‘Nenhuma mulher negra deve passar por momentos como este’: Fiocruz repudia expulsão de mulher, aluna da fundação, de avião

Companhia aérea afirma que Samantha Barbosa teria sido retirada da aeronave por 'medida de segurança'; mestranda se negou a despachar uma mochila que já estava acomodada no compartimento

A Fundação Oswaldo Cruz (Fiocruz) emitiu uma nota de repúdio, neste sábado, sobre a expulsão de uma mulher negra de um voo da Gol, na noite de ontem, por ter se negado a despachar uma mochila. Samantha Barbosa – que alegou que, na bolsa, havia um laptop que poderia sofrer danos no compartimento de carga, e disse ter sido ignorada pela tripulação – é aluna de mestrado em Saúde Pública da fundação.

“A Fiocruz vem se somar às manifestações de todas as pessoas e instituições que repudiam atos violentos como o que ocorreu num voo na noite desta sexta-feira (28/4), no trajeto de Salvador para São Paulo. A passageira Samantha Vitena, mestranda em Bioética da Escola Nacional de Saúde Pública Sergio Arouca (Ensp) da Fiocruz, foi vítima de racismo e violência contra a mulher pela forma de tratamento dispensada a ela tanto dentro do voo, pela tripulação, como pelos agentes da Polícia Federal, convocados pela companhia aérea, para retirá-la à força sem justificativa e sem que Samantha apresentasse qualquer resistência ou motivo para tal”, disse a nota.

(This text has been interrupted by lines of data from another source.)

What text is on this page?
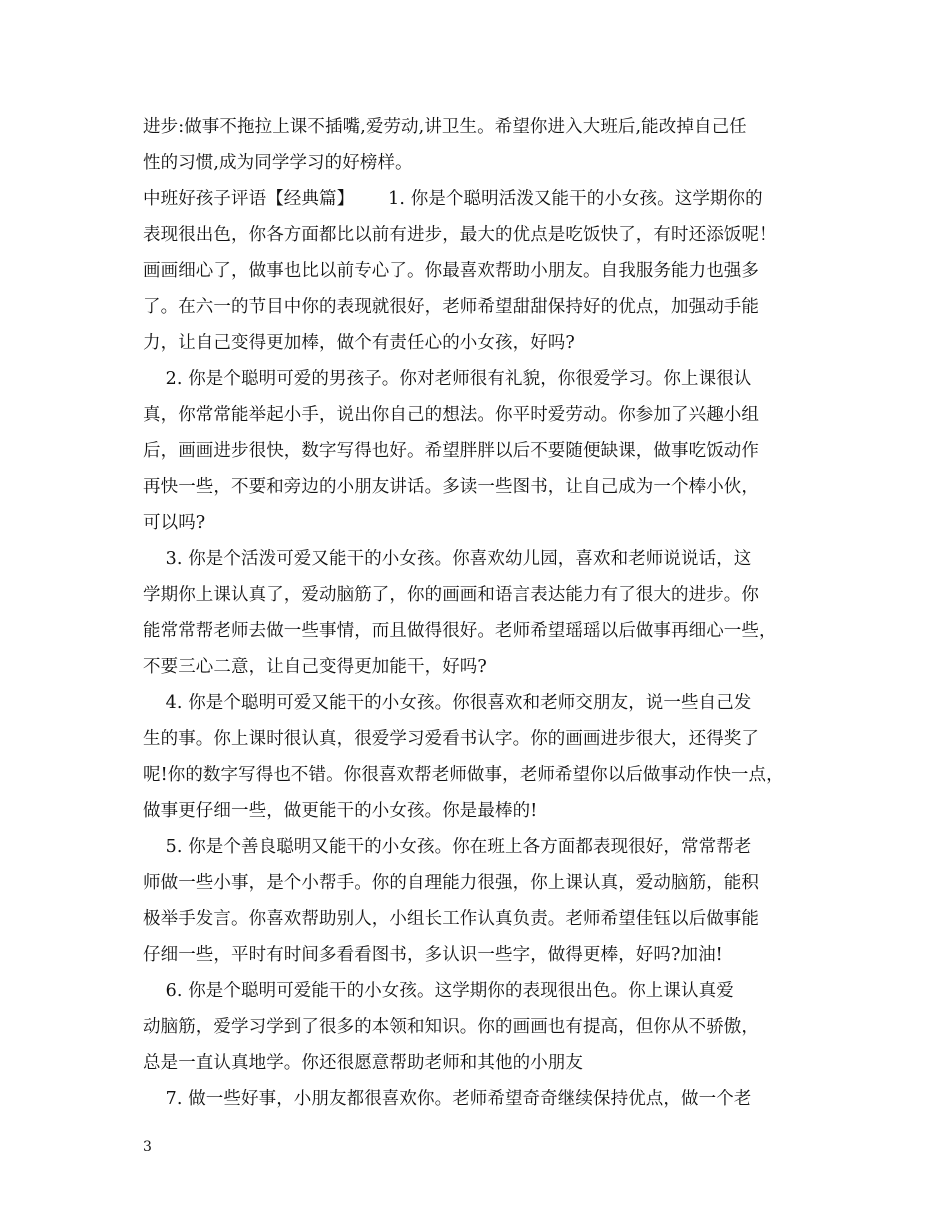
进步:做事不拖拉上课不插嘴,爱劳动,讲卫生。希望你进入大班后,能改掉自己任
性的习惯,成为同学学习的好榜样。
中班好孩子评语【经典篇】      1. 你是个聪明活泼又能干的小女孩。这学期你的
表现很出色，你各方面都比以前有进步，最大的优点是吃饭快了，有时还添饭呢！
画画细心了，做事也比以前专心了。你最喜欢帮助小朋友。自我服务能力也强多
了。在六一的节目中你的表现就很好，老师希望甜甜保持好的优点，加强动手能
力，让自己变得更加棒，做个有责任心的小女孩，好吗?
2. 你是个聪明可爱的男孩子。你对老师很有礼貌，你很爱学习。你上课很认
真，你常常能举起小手，说出你自己的想法。你平时爱劳动。你参加了兴趣小组
后，画画进步很快，数字写得也好。希望胖胖以后不要随便缺课，做事吃饭动作
再快一些，不要和旁边的小朋友讲话。多读一些图书，让自己成为一个棒小伙，
可以吗?
3. 你是个活泼可爱又能干的小女孩。你喜欢幼儿园，喜欢和老师说说话，这
学期你上课认真了，爱动脑筋了，你的画画和语言表达能力有了很大的进步。你
能常常帮老师去做一些事情，而且做得很好。老师希望瑶瑶以后做事再细心一些，
不要三心二意，让自己变得更加能干，好吗?
4. 你是个聪明可爱又能干的小女孩。你很喜欢和老师交朋友，说一些自己发
生的事。你上课时很认真，很爱学习爱看书认字。你的画画进步很大，还得奖了
呢!你的数字写得也不错。你很喜欢帮老师做事，老师希望你以后做事动作快一点，
做事更仔细一些，做更能干的小女孩。你是最棒的!
5. 你是个善良聪明又能干的小女孩。你在班上各方面都表现很好，常常帮老
师做一些小事，是个小帮手。你的自理能力很强，你上课认真，爱动脑筋，能积
极举手发言。你喜欢帮助别人，小组长工作认真负责。老师希望佳钰以后做事能
仔细一些，平时有时间多看看图书，多认识一些字，做得更棒，好吗?加油!
6. 你是个聪明可爱能干的小女孩。这学期你的表现很出色。你上课认真爱
动脑筋，爱学习学到了很多的本领和知识。你的画画也有提高，但你从不骄傲，
总是一直认真地学。你还很愿意帮助老师和其他的小朋友
7. 做一些好事，小朋友都很喜欢你。老师希望奇奇继续保持优点，做一个老
3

Mesmo após conseguir acomodar a bagagem na parte superior ao assento, dentro do avião, Samantha foi expulsa da aeronave por três agentes da Polícia Federal, que afirmaram que o comandante havia definido que ela era uma ameaça à segurança do voo.

O caso foi gravado por passageiros do voo, e rapidamente repercutiu nas redes sociais. Nos vídeos, a mulher aparece explicando a sua situação em meio aos agentes e, no fim, retirando a mochila do compartimento para se retirar da aeronave. No momento, é possível observar que a mochila estava acomodada, e que havia malas maiores no mesmo local.

Em nota, a Gol disse que “havia uma grande quantidade de bagagens para serem acomodadas a bordo e muitos clientes colaboraram despachando volumes gratuitamente”. “Mesmo com todas as alternativas apresentadas pela tripulação (a companhia não diz quais), uma cliente não aceitou a colocação da sua bagagem nos locais corretos e seguros destinados às malas e, por medida de segurança operacional, não pôde seguir no voo”.

Para a Fiocruz, porém, a postura da companhia aérea e da polícia foi motivada pelo fato de Samantha ser uma mulher negra, o que “atinge um coletivo que sofre diariamente com as consequências psicológicas, materiais, morais, pessoais e políticas que o racismo produz na população negra brasileira”.

“A violência racista que acomete tantas pessoas no Brasil expulsou Samantha de um voo de retorno para sua casa e a submeteu a interrogatório durante a noite, na delegacia. Como instituição que defende os princípios da equidade e da justiça social, a Fiocruz se solidariza à vítima e se une à indignação provocada por esse episódio, que deixa marcas profundas não apenas em Samantha, mas atinge um coletivo que sofre diariamente com as consequências psicológicas, materiais, morais, pessoais e políticas que o racismo produz na população negra brasileira. Nem Samantha, nem nenhuma mulher negra deve passar por momentos como este. Todos os dias a Fiocruz e a sociedade brasileira devem reafirmar seu compromisso com a democracia, a equidade, a justiça racial e de gênero”, afirma a fundação.

Em entrevista ao GLOBO, o advogado de Samantha, Rodrigo Santos, contou que a mulher passou cerca de 8 horas na última madrugada, desde o momento em que foi expulsa da aeronave até ter sido realocada em outro avião da companhia rumo a São Paulo, na delegacia do Aeroporto Luís Eduardo Magalhães, na capital baiana.

– Depois que ela saiu do avião foi conduzida à unidade da PF que fica no aeroporto e, lá, ela se encontrou conosco (ele e a advogada Rebeca Leonardo) e começamos a oitiva. Acompanhamos a lavratura de um Termo Circunstancial de Ocorrência que, no nosso entender, carecia de justa causa. Ou seja, não havia elementos fáticos ou probatórios que indicassem a prática de um ato penalmente relevante – afirmou.

– Eles disseram que ela resistiu à ordem de sair do avião, quando na verdade ela não fez isso, e as imagens mostram isso. O que ela fez foi perguntar por que estava sendo retirada daquele avião. É um direito que a assiste e, mesmo assim, foi negado pelos agentes de polícia. Ela só foi ter ciência do que tinha fundamentado aquela retirada quando foi ouvida pelo delegado.